The fishmen move first. One stands and sinks his fillet knife up to the hilt into Racha’s chest. Racha steps back like a drunk, gawking at the handle sprouting from his ribs. Then he takes the snubnosed revolver from his pocket and makes a mess of the north slope of first fishman’s face. Second fishman pulls a pistol from a gapemouth grouper and aims it at Reynato. Efrem puts a hole in the back of his head big enough to hide things in. The sight of dead friends makes third fishman panic. He recovers the scale-speckled pistol from where it fell and turns on Lorenzo, who approaches jauntily. Third fishman fires. There is no bang. A festive flag on a miniature pole sprouts from the barrel; a red Ka-Pow! on spotless canary yellow. Third fishman stares at the gun, confused and betrayed and somehow a little delighted. He tosses the toy and stabs at Lorenzo’s chest with his fillet knife. The blade bends, floppy as gag-shop rubber. He doesn’t even put up a fight when Lorenzo relieves him of the limp knife. Lorenzo flicks his wrist and the blade straightens. He sheaths it between third fishman’s collarbone and top rib. He takes it out and puts it in again. He takes it out and puts it in again. He takes it out. Third fishman lowers himself to his knees, gulping air. Lorenzo puts it in again. Third fishman dies.

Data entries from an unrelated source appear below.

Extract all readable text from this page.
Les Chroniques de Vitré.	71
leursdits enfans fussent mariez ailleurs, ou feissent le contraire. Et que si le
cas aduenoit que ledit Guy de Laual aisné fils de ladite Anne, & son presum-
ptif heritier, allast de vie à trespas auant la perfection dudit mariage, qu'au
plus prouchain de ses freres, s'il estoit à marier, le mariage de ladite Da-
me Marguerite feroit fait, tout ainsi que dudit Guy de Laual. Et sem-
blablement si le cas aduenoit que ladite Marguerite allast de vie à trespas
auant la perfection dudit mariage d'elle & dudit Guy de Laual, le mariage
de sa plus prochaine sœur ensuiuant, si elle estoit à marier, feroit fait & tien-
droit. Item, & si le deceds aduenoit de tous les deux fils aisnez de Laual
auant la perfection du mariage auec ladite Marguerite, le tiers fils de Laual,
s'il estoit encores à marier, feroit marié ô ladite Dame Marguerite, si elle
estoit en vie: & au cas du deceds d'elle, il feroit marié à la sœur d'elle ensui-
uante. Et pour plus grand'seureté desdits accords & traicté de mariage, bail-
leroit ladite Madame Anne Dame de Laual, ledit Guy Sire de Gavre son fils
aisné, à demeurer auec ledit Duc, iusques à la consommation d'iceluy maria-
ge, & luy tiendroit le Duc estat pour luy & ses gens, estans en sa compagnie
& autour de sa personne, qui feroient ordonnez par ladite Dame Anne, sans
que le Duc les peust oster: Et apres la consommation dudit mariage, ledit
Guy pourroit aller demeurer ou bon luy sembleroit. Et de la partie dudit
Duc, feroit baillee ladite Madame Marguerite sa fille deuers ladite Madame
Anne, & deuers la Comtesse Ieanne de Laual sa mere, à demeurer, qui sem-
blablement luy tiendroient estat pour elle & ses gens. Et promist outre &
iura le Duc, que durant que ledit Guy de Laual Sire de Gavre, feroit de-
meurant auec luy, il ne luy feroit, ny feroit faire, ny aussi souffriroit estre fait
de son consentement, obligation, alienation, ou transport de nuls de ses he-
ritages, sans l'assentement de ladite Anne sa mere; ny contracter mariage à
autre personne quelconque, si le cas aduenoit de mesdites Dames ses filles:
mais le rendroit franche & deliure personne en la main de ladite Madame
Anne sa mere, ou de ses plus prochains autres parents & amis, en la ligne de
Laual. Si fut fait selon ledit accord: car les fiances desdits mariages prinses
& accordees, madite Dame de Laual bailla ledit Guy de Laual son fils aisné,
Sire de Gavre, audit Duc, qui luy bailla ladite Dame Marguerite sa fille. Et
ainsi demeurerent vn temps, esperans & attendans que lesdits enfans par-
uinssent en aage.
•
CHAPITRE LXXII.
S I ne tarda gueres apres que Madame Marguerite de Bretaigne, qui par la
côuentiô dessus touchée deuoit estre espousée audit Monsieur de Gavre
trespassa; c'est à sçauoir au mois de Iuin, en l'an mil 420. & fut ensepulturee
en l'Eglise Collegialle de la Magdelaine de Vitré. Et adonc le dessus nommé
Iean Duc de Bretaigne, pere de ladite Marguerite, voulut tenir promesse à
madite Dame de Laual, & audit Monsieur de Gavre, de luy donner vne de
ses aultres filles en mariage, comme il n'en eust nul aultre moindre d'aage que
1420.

The bald dealers, who until this moment have been doppelgangers, have opposite reactions. One drops his suitcase and springs for the nearest exit while the other stays, fumbling with a gun in his too-tight lycra pants. Efrem is about to put one through the fumbler’s mouth when Reynato clocks him with his clipping-filled briefcase. Efrem pivots, hoping to hobble the fleeing dealer, but sees he’s already been tripped up at the heels by the black dog, jaws closing on his chubby neck. The crowd has been screaming since Racha’s first shot, taking cover under nearby stalls and inside arcade shops, but Efrem only hears them now.